As investors prepared for Nvidia’s second-quarter earnings release after the market closed on Wednesday, they were hoping for answers about what the future might hold for one of the AI industry’s most hyped companies.
Nvidia’s response suggests the company may soon follow Apple’s lead. Here’s why.
Nvidia’s future is more like Apple’s
Nvidia CEO Jensen Huang had been telling investors the same story for some time: The boom in generative AI was made possible by his company’s chips and GPUs, and since the technology sector is now fully committed to AI, demand for it will continue.
Nvidia’s first-quarter results this year have convinced investors that this is indeed the case. The company reported quarterly revenue of $26 billion, an astonishing 262% increase over the same quarter last year.
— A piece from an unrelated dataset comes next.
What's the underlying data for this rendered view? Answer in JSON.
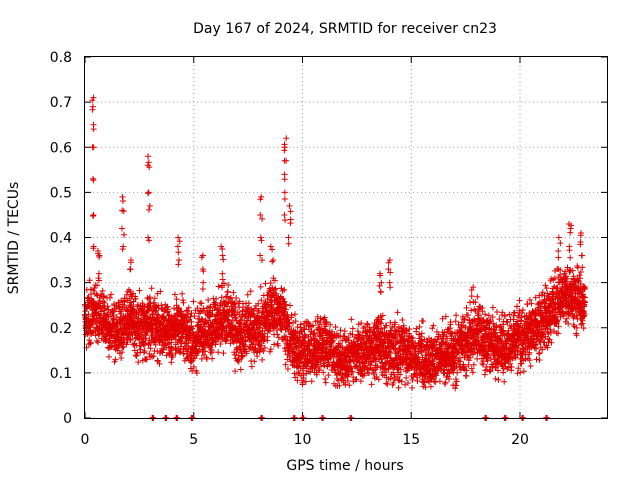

Second-quarter results, however, appeared less reassuring, with Nvidia shares falling 7% in after-hours trading on Wednesday after the company reported a smaller 122% increase in quarterly revenue from the same period last year ($30 billion).
It is noteworthy that this is a record for Nvidia. The company has never had as much revenue in three months as it did in the last quarter. And the forecast for the next quarter suggests that another record will be set.
All of this suggests that Nvidia is still a successful company, even though the country is currently facing a similar downturn to what Apple has experienced over the years.
The smartphone maker has remained one of Silicon Valley’s most stable companies, even though its biggest revenue generator, the iPhone, has struggled with declining sales for a number of reasons.
On the one hand, the smartphone market has become increasingly saturated since the launch of the iPhone in 2007. On the other hand, consumers’ appetite for devices that are continuously improved every year has decreased.
This is one of the main reasons why Apple’s net revenue fell to $383.3 billion in its last full fiscal year, compared to $394.3 billion the year before.
While Nvidia investors don’t need to brace for revenue to decline anytime soon, the slower growth released Wednesday suggests the company could follow a similar trajectory to Apple if growth continues to slow in the coming quarters. Both companies have revenue drivers that will remain in place, but growth will be less robust than in the past.
Huang is naturally optimistic that demand for the next generation of Blackwell GPU will increase later this year, and has planned an annual chip release for Nvidia, modeled on Apple’s annual iPhone release.
With the generative artificial intelligence boom expected to dominate the tech industry for years to come, GPUs will continue to be a necessary purchase for companies looking to lead in artificial intelligence, so Nvidia is unlikely to see a sudden exodus of buyers.
Wedbush analysts, including Dan Ives, commented in a research note: “Demand for AI GPUs currently far exceeds Nvidia’s supply, and Wall Street should view these results as a very bullish indicator for the entire technology sector, in our view, with shock and awe rather than a shrug.”
However, Huang’s clients are under pressure to prove to their investors that buying Nvidia GPUs will prove profitable sooner rather than later. If they fail to do so, demand is likely to continue to decline.